Robust and efficient solution of the drum problem via Nystrom approximation of the Fredholm determinant

TL;DR

This paper introduces a robust, efficient boundary integral method for solving the drum problem, achieving high accuracy and convergence using Nystrom approximation and Fredholm determinant techniques.

Contribution

It presents a novel approach combining Boyd's root-finding method with a combined field representation, enabling accurate eigenvalue computation for complex domains.

Findings

Achieves 13-digit accuracy in eigenvalue computations.

Demonstrates exponential convergence for analytic boundary domains.

Improves efficiency over traditional iterative methods.

Abstract

The drum problem-finding the eigenvalues and eigenfunctions of the Laplacian with Dirichlet boundary condition-has many applications, yet remains challenging for general domains when high accuracy or high frequency is needed.

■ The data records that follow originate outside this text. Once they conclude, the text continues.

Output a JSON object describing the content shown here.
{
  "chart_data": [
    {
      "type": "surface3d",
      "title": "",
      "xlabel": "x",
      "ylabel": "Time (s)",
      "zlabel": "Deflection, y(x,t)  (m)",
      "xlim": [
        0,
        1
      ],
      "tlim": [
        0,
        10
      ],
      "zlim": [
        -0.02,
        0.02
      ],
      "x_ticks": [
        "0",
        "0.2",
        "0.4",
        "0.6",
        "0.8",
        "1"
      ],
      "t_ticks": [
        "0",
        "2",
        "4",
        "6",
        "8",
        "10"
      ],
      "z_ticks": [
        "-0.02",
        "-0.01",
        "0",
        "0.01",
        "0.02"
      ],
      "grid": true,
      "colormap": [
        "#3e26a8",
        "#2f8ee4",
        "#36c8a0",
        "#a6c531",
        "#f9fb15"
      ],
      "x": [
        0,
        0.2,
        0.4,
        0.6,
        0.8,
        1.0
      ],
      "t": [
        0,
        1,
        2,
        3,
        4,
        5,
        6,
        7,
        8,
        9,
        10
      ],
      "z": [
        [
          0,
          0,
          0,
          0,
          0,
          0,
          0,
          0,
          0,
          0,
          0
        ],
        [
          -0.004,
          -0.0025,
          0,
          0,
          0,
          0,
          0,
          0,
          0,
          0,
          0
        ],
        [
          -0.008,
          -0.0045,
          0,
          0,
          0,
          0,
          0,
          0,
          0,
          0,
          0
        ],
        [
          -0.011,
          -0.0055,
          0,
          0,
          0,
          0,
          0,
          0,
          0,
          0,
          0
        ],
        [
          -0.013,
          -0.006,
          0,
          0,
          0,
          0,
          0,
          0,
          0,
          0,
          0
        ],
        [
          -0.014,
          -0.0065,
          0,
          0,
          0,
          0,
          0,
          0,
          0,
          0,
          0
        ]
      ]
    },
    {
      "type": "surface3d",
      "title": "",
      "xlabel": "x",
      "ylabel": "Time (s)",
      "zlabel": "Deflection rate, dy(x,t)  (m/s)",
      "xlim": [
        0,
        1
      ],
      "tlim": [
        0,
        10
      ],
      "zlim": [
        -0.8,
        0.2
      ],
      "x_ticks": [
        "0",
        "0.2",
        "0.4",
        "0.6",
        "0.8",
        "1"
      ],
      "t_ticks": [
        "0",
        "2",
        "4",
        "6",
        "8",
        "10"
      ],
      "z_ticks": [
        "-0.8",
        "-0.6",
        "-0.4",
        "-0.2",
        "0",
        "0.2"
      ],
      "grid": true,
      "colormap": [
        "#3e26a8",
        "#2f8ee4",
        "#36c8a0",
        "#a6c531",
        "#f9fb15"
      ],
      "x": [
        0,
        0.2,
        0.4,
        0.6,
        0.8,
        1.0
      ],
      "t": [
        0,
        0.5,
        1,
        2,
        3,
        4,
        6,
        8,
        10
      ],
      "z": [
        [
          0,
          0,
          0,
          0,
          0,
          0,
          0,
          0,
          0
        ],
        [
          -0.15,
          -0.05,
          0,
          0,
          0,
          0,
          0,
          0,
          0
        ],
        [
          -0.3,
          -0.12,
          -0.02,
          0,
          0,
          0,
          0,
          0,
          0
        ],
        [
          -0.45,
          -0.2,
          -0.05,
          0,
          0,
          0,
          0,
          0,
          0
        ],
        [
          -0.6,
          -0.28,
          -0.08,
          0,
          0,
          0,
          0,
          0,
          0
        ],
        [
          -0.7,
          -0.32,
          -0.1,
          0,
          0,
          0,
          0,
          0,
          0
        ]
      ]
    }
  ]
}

Boundary integral equations are appealing for large-scale problems, yet certain difficulties have limited their use. We introduce two ideas to remedy this: 1) We solve the resulting nonlinear eigenvalue problem using Boyd's method for analytic root-finding applied to the Fredholm determinant. We show that this is many times faster than the usual iterative minimization of a singular value. 2) We fix the problem of spurious exterior resonances via a combined field representation. This also provides the first robust boundary integral eigenvalue method for non-simply-connected domains. We implement the new method in two dimensions using spectrally accurate Nystrom product quadrature. We prove exponential convergence of the determinant at roots for domains with analytic boundary. We demonstrate 13-digit accuracy, and improved efficiency, in a variety of domain shapes including ones with strong exterior resonances.